As to why Healy linked up with Power Play in the first place, though, it had very little to do with his love for hockey. “Cancer has been around me everywhere for my entire life,” says Healy. At the age of 5, around the time when he started out with the Saratoga Blue Knights, he lost his grandfather to cancer, followed by two aunts. Then his father was diagnosed with stage 4 cancer, and though doctors gave him only a short time to live, through aggressive treatment, he was able survive for another 15 years and had a chance to get to know his grandchildren (Healy and his wife have three children). Also affected by cancer was Healy’s mother, who got hit with two separate bouts, and his stepfather, who was stricken with advanced lung cancer (both are in remission). Then a third aunt succumbed to cancer.

In 2020, though, cancer struck again, and in the most heartbreaking of ways. “My wife’s younger sister was diagnosed with melanoma,” says Healy, “and we thought she was cancer free; she announced her remission in late July.” A little more than a month later, Healy’s sister-in-law woke up one day thinking feeling sick, went to the hospital and found out that her cancer had, in fact, metastasized. “Literally, this cancer was so aggressive that a 31-year-old, completely healthy [woman] passed away four weeks later,” says Healy. In his sister-in-law’s final days, Healy got a notification that Power Play was bringing back its OG event in 2021—the grueling, 40-man fight for the record—and a lightbulb went off. “As soon as she passed, this open application was there, and I just sat down at my computer and wrote an essay,” says Healy. “I let it rip about all the things I was thinking and going through, and how much it would mean to her huge family that had this unbelievable loss. This was not OK. It was the final straw; I needed to figure out something I could do.”

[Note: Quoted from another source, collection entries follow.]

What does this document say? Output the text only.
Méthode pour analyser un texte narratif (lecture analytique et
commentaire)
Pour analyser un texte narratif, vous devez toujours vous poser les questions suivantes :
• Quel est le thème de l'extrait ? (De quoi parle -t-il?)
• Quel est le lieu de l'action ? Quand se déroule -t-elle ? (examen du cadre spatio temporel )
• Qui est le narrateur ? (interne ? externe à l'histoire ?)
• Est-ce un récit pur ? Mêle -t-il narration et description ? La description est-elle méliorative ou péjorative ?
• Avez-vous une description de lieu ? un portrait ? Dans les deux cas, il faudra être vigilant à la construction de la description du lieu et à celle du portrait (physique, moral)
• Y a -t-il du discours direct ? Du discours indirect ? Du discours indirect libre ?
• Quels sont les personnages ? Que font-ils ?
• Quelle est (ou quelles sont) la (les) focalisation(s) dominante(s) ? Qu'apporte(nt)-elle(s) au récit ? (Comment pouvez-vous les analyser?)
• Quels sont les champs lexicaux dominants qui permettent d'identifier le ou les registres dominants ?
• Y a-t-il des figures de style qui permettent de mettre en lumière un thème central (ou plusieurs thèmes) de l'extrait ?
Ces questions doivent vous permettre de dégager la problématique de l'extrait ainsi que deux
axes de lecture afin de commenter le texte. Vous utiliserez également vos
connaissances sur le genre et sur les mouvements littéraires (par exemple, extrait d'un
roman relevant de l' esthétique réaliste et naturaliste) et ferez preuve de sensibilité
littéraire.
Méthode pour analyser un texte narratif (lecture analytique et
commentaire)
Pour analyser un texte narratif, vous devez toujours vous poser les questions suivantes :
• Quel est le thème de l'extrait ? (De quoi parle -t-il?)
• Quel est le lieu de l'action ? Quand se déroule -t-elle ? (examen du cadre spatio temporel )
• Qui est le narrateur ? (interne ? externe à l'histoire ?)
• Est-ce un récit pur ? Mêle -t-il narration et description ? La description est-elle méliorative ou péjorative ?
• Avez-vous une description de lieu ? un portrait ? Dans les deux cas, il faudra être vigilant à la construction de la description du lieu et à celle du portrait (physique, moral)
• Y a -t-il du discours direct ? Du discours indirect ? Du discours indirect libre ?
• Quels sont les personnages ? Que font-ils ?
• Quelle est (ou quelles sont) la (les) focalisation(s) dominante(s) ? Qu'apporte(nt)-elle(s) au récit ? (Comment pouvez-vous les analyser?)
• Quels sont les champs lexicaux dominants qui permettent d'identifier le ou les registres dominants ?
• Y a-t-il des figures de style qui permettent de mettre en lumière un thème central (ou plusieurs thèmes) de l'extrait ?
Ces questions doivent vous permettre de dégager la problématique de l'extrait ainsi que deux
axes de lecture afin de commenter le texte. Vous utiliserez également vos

Out of the thousands of Buffalonians that applied for a spot on the 40-man roster, Healy was able to land one of them. And it turned out that it was that much more coveted than in previous iterations of the event, as 22 men would be returning from the initial record-breaking run and only 18 newbies would be “drafted” anew, including Healy. If all things go as planned—and obviously, there’s a big “if” involved, with COVID numbers spiking statewide and vaccinations for the general public still months away—the pair of teams will attempt to break the record at the Buffalo RiverWorks facility November 13–24. And, of course, there’s a catch: The arena is located partially outdoors, so players will potentially have to share RVs in the parking lot for resting/sleeping purposes. (Those details are still being worked out.) Until then, Healy will be fundraising for the event and has already raised more than $2,000 towards a $25,000 goal (you can donate to his cause here).